For now, I note that there are some exchanges on this in Notes and Queries in the 1850s, referring to these events as ‘smock marriages’ or marriages ‘en chemise’ (in French, so much posher – or more sexy and salacious?) all started off by a question by one J. Eastwood, who found a ‘Curious Marriage Entry’ in the ‘register books of a small village in Wiltshire’ (frustratingly not named! – though there is mention of a parish, Chiltern All Saints! – which presumably = Chitterne, near enough to Warminster), to the effect that Anne Sellwood, who was married to John Bridmore ‘in her smock, without any clothes or head-gear on’, on 17th October, 1714’. [ii] Another correspondent, C.H. Cooper, noted that this business of smock marriages and their supposed effect had been pointed out as a ‘vulgar error’ in a work of 1842, but also that it was ‘still prevalent at Cottenham [Cambs]’.[iii] The field of operation of the ‘vulgar error’ was extended north and west by a further letter from one Shirley Brooks, who reported it in Shropshire, and also came up with an ingenious interpretation of its supposed justification: the bride was conceived of as purchasing her husband’s protection – so entering into a contract – but if she came to him with nothing, then there was no consideration for that purchase of protection.
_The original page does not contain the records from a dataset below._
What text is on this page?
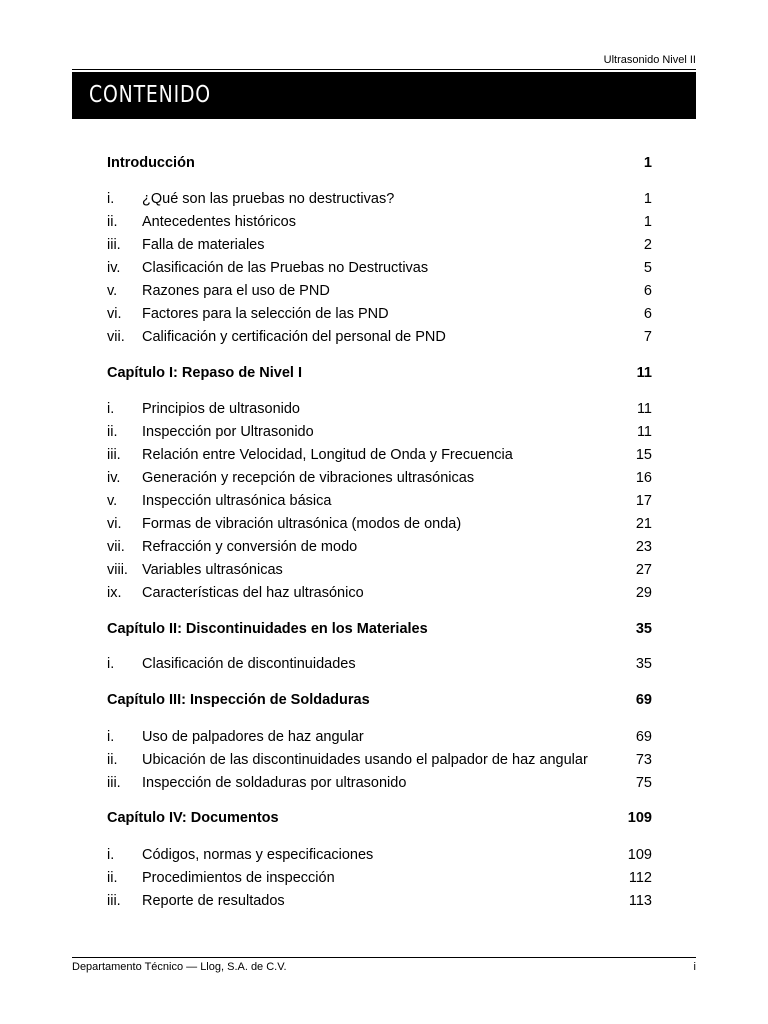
Ultrasonido Nivel II
CONTENIDO
Introducción	1
i. ¿Qué son las pruebas no destructivas?	1
ii. Antecedentes históricos	1
iii. Falla de materiales	2
iv. Clasificación de las Pruebas no Destructivas	5
v. Razones para el uso de PND	6
vi. Factores para la selección de las PND	6
vii. Calificación y certificación del personal de PND	7
Capítulo I: Repaso de Nivel I	11
i. Principios de ultrasonido	11
ii. Inspección por Ultrasonido	11
iii. Relación entre Velocidad, Longitud de Onda y Frecuencia	15
iv. Generación y recepción de vibraciones ultrasónicas	16
v. Inspección ultrasónica básica	17
vi. Formas de vibración ultrasónica (modos de onda)	21
vii. Refracción y conversión de modo	23
viii. Variables ultrasónicas	27
ix. Características del haz ultrasónico	29
Capítulo II: Discontinuidades en los Materiales	35
i. Clasificación de discontinuidades	35
Capítulo III: Inspección de Soldaduras	69
i. Uso de palpadores de haz angular	69
ii. Ubicación de las discontinuidades usando el palpador de haz angular	73
iii. Inspección de soldaduras por ultrasonido	75
Capítulo IV: Documentos	109
i. Códigos, normas y especificaciones	109
ii. Procedimientos de inspección	112
iii. Reporte de resultados	113
Departamento Técnico — Llog, S.A. de C.V.	i
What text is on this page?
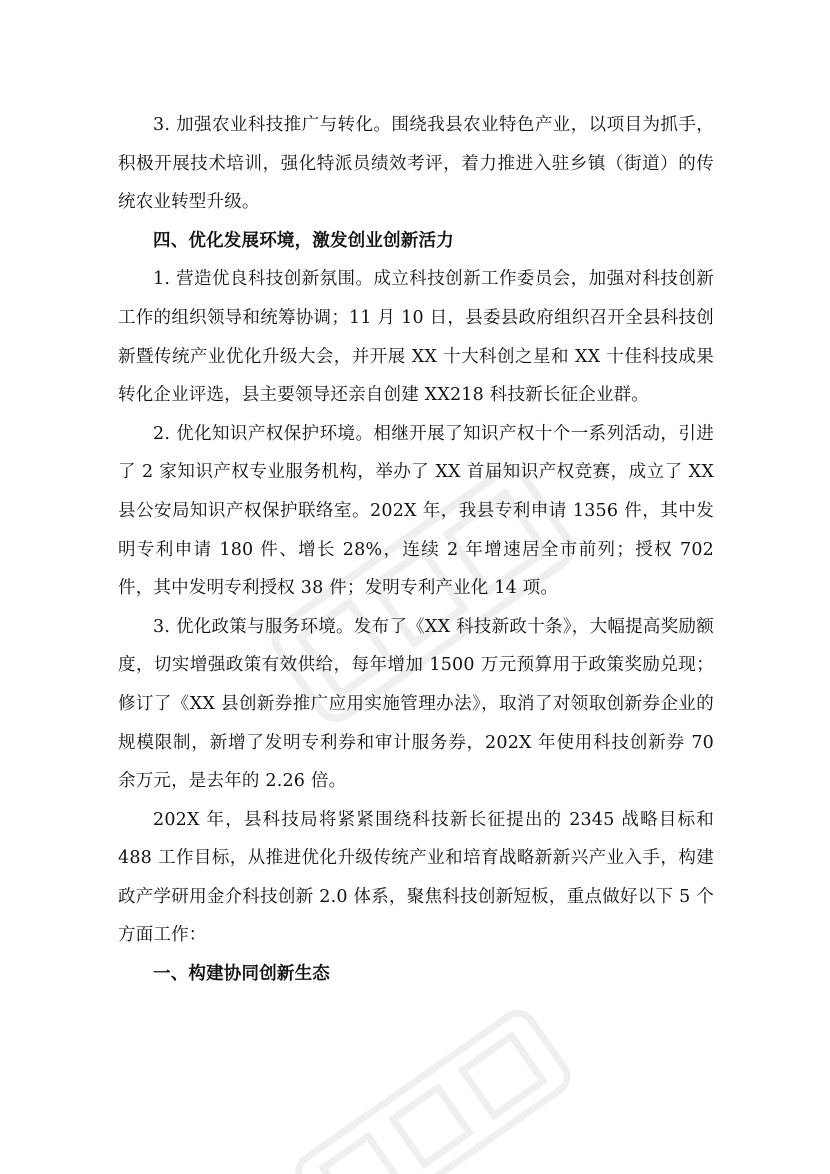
3. 加强农业科技推广与转化。围绕我县农业特色产业，以项目为抓手，积极开展技术培训，强化特派员绩效考评，着力推进入驻乡镇（街道）的传统农业转型升级。

四、优化发展环境，激发创业创新活力

1. 营造优良科技创新氛围。成立科技创新工作委员会，加强对科技创新工作的组织领导和统筹协调；11 月 10 日，县委县政府组织召开全县科技创新暨传统产业优化升级大会，并开展 XX 十大科创之星和 XX 十佳科技成果转化企业评选，县主要领导还亲自创建 XX218 科技新长征企业群。

2. 优化知识产权保护环境。相继开展了知识产权十个一系列活动，引进了 2 家知识产权专业服务机构，举办了 XX 首届知识产权竞赛，成立了 XX 县公安局知识产权保护联络室。202X 年，我县专利申请 1356 件，其中发明专利申请 180 件、增长 28%，连续 2 年增速居全市前列；授权 702 件，其中发明专利授权 38 件；发明专利产业化 14 项。

3. 优化政策与服务环境。发布了《XX 科技新政十条》，大幅提高奖励额度，切实增强政策有效供给，每年增加 1500 万元预算用于政策奖励兑现；修订了《XX 县创新券推广应用实施管理办法》，取消了对领取创新券企业的规模限制，新增了发明专利券和审计服务券，202X 年使用科技创新券 70 余万元，是去年的 2.26 倍。

202X 年，县科技局将紧紧围绕科技新长征提出的 2345 战略目标和 488 工作目标，从推进优化升级传统产业和培育战略新新兴产业入手，构建政产学研用金介科技创新 2.0 体系，聚焦科技创新短板，重点做好以下 5 个方面工作：

一、构建协同创新生态
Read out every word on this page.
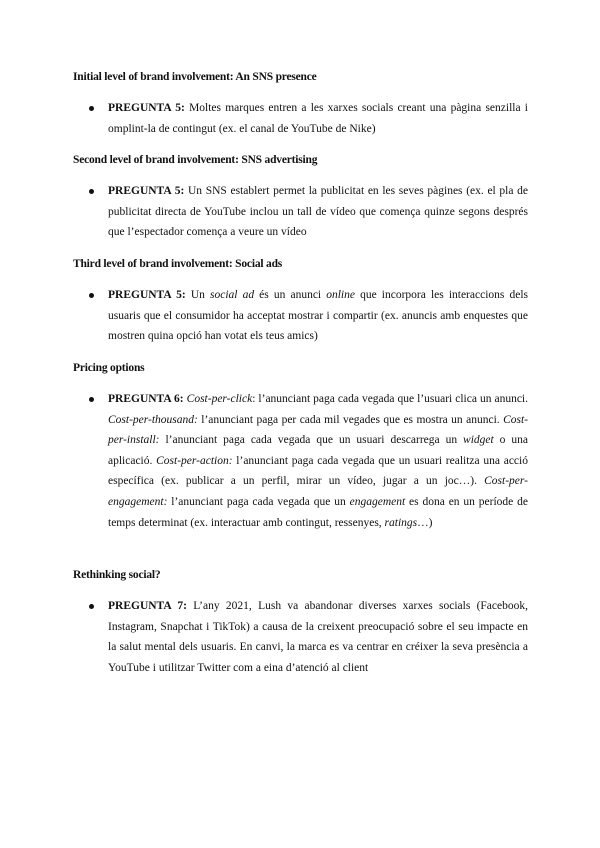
Initial level of brand involvement: An SNS presence
PREGUNTA 5: Moltes marques entren a les xarxes socials creant una pàgina senzilla i omplint-la de contingut (ex. el canal de YouTube de Nike)
Second level of brand involvement: SNS advertising
PREGUNTA 5: Un SNS establert permet la publicitat en les seves pàgines (ex. el pla de publicitat directa de YouTube inclou un tall de vídeo que comença quinze segons després que l’espectador comença a veure un vídeo
Third level of brand involvement: Social ads
PREGUNTA 5: Un social ad és un anunci online que incorpora les interaccions dels usuaris que el consumidor ha acceptat mostrar i compartir (ex. anuncis amb enquestes que mostren quina opció han votat els teus amics)
Pricing options
PREGUNTA 6: Cost-per-click: l’anunciant paga cada vegada que l’usuari clica un anunci. Cost-per-thousand: l’anunciant paga per cada mil vegades que es mostra un anunci. Cost-per-install: l’anunciant paga cada vegada que un usuari descarrega un widget o una aplicació. Cost-per-action: l’anunciant paga cada vegada que un usuari realitza una acció específica (ex. publicar a un perfil, mirar un vídeo, jugar a un joc…). Cost-per-engagement: l’anunciant paga cada vegada que un engagement es dona en un període de temps determinat (ex. interactuar amb contingut, ressenyes, ratings…)
Rethinking social?
PREGUNTA 7: L’any 2021, Lush va abandonar diverses xarxes socials (Facebook, Instagram, Snapchat i TikTok) a causa de la creixent preocupació sobre el seu impacte en la salut mental dels usuaris. En canvi, la marca es va centrar en créixer la seva presència a YouTube i utilitzar Twitter com a eina d’atenció al client
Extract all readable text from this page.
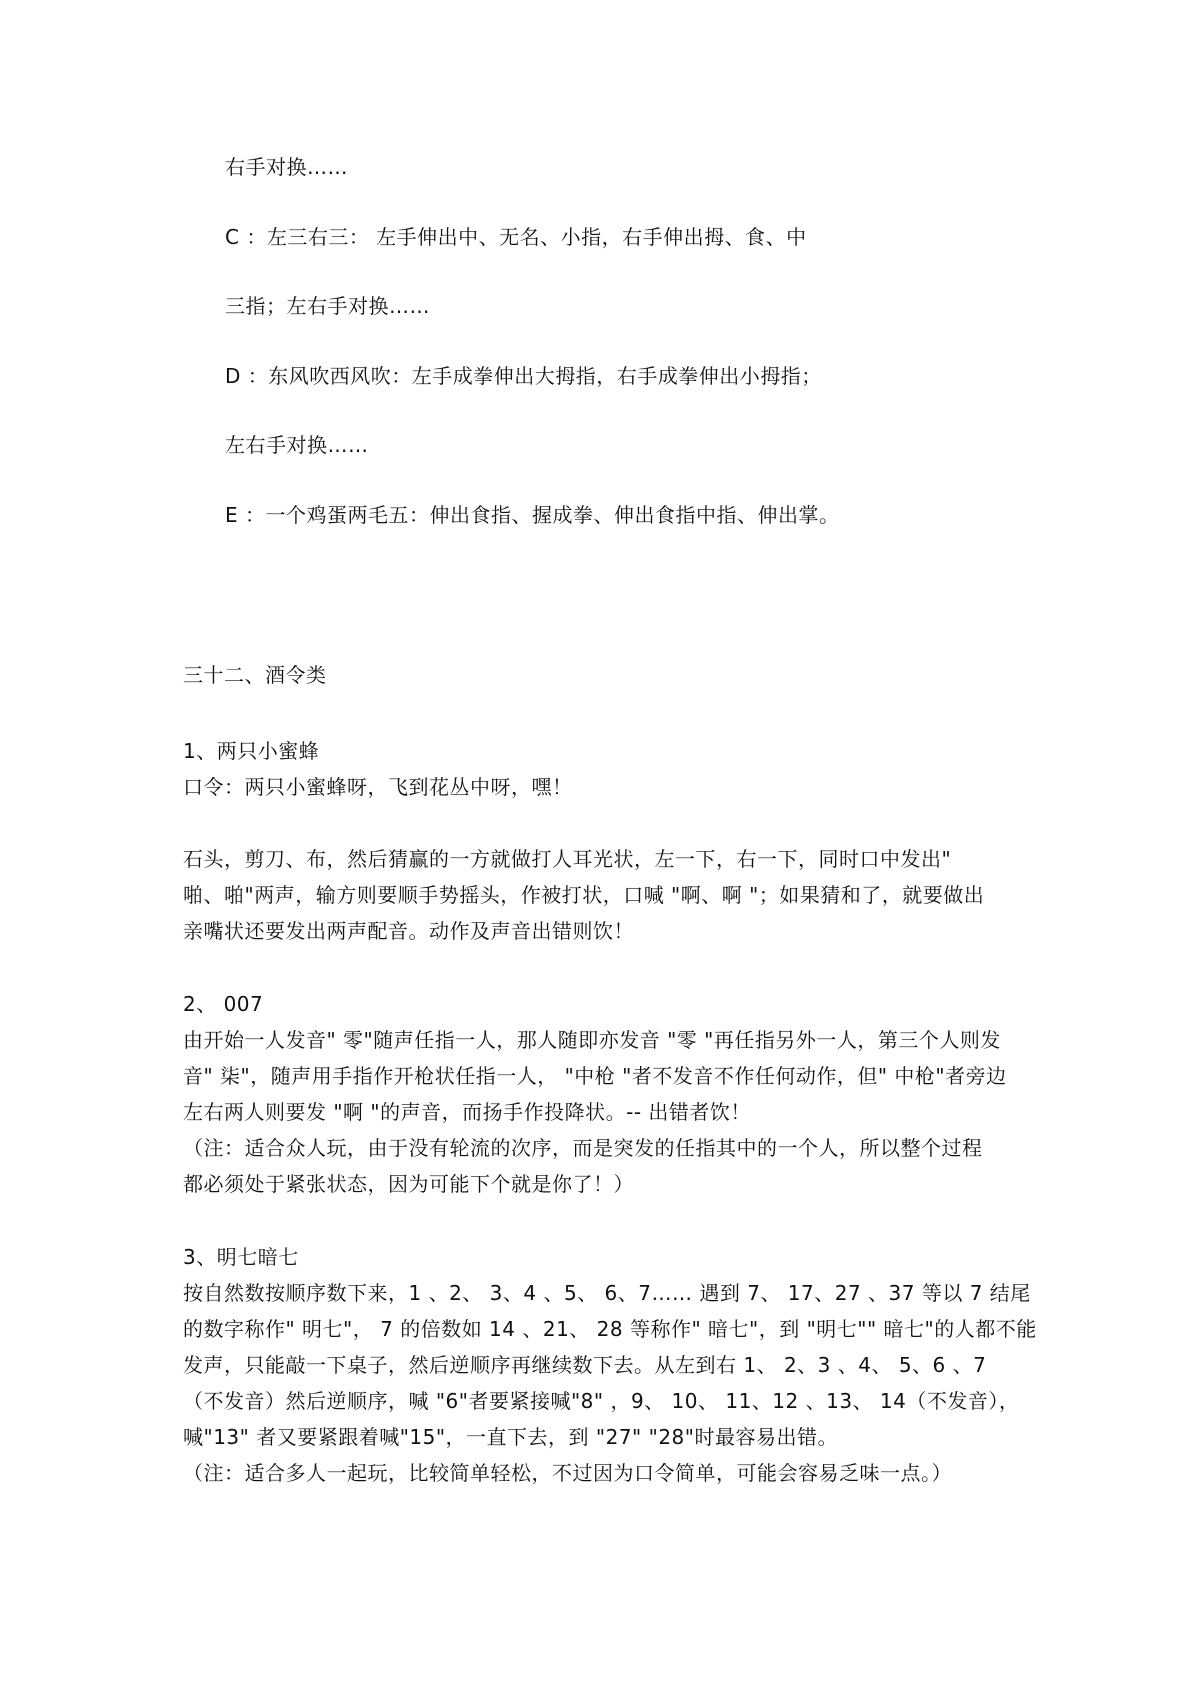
右手对换……
C ：左三右三： 左手伸出中、无名、小指，右手伸出拇、食、中
三指；左右手对换……
D ：东风吹西风吹：左手成拳伸出大拇指，右手成拳伸出小拇指；
左右手对换……
E ：一个鸡蛋两毛五：伸出食指、握成拳、伸出食指中指、伸出掌。
三十二、酒令类
1、两只小蜜蜂
口令：两只小蜜蜂呀，飞到花丛中呀，嘿！
石头，剪刀、布，然后猜赢的一方就做打人耳光状，左一下，右一下，同时口中发出"
啪、啪"两声，输方则要顺手势摇头，作被打状，口喊 "啊、啊 "；如果猜和了，就要做出
亲嘴状还要发出两声配音。动作及声音出错则饮！
2、 007
由开始一人发音" 零"随声任指一人，那人随即亦发音 "零 "再任指另外一人，第三个人则发
音" 柒"，随声用手指作开枪状任指一人， "中枪 "者不发音不作任何动作，但" 中枪"者旁边
左右两人则要发 "啊 "的声音，而扬手作投降状。-- 出错者饮！
（注：适合众人玩，由于没有轮流的次序，而是突发的任指其中的一个人，所以整个过程
都必须处于紧张状态，因为可能下个就是你了！）
3、明七暗七
按自然数按顺序数下来，1 、2、 3、4 、5、 6、7…… 遇到 7、 17、27 、37 等以 7 结尾
的数字称作" 明七"， 7 的倍数如 14 、21、 28 等称作" 暗七"，到 "明七"" 暗七"的人都不能
发声，只能敲一下桌子，然后逆顺序再继续数下去。从左到右 1、 2、3 、4、 5、6 、7
（不发音）然后逆顺序，喊 "6"者要紧接喊"8" ，9、 10、 11、12 、13、 14（不发音），
喊"13" 者又要紧跟着喊"15"，一直下去，到 "27" "28"时最容易出错。
（注：适合多人一起玩，比较简单轻松，不过因为口令简单，可能会容易乏味一点。）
Clever, eh? Mad, but clever.[iv]
It is also said to have been known at Kirton, Lindsey (Lincs) – possibly in even more scandalous form: there is mention of ‘a state of nudity’. As ‘K.P.D.E.’ puts it, on the authority of ‘a venerable person’, there had been an example of the practice, in that ‘highly civilised town’, in his lifetime, the bride to be leaving her home ‘from a bedroom window’ and putting some clothes on while on the ladder, coming down.‘[v]
It is mentioned, in historical scholarship, in the context of whether or not it preserved a woman’s financial independence.[vi] (Contrast this context with the concerns of the Notes and Queries letter writers, who were really bothered about the other side of the coin: the husband’s independence of claims relating to his wife’s debts).
I find myself wondering how this particular myth might have grown up. What conversations might there have been in the lead-up to a marriage, with brides being persuaded to eschew dressing up, in favour of a spot of streaking? And what place might there have been for the desire to see – and write about – [more or less] naked women?
Image – no, not a naked woman. Nor some sort of racy undershirt, of the sort to quicken the pulse of a Victorian Notes and Queries reader. We are sticking to safer ground here, with a general suggestion of love and such … using swans. Things are much simpler for swans … Photo by Wolfgang Hasselmann on Unsplash
[i] C.S. Kenny, The History of the Law of England as to the effects of Marriage on Property and of the wife’s legal capacity (London, 1879). 94.
[ii] Notes and Queries, 1st ser, vol VI, 485, 561; (1852)
[iii] N & Q 1st ser. vol. VII, 163 (1853).
[v] N & Q VII, 17. Further 18th C examples are given, from Kent and London, and a later query mentions an early 18th C instance from Yorkshire: N & Q vol. 152 (1927) p 169, by P.D.M. See also R. Chambers, Book of Days vol. 1 (London and Edinburgh, 1863), 259, cited in Erickson, below.
[vi] e.g. A.L. Erickson, Women and Property : In Early Modern England, (London, 1995( 146.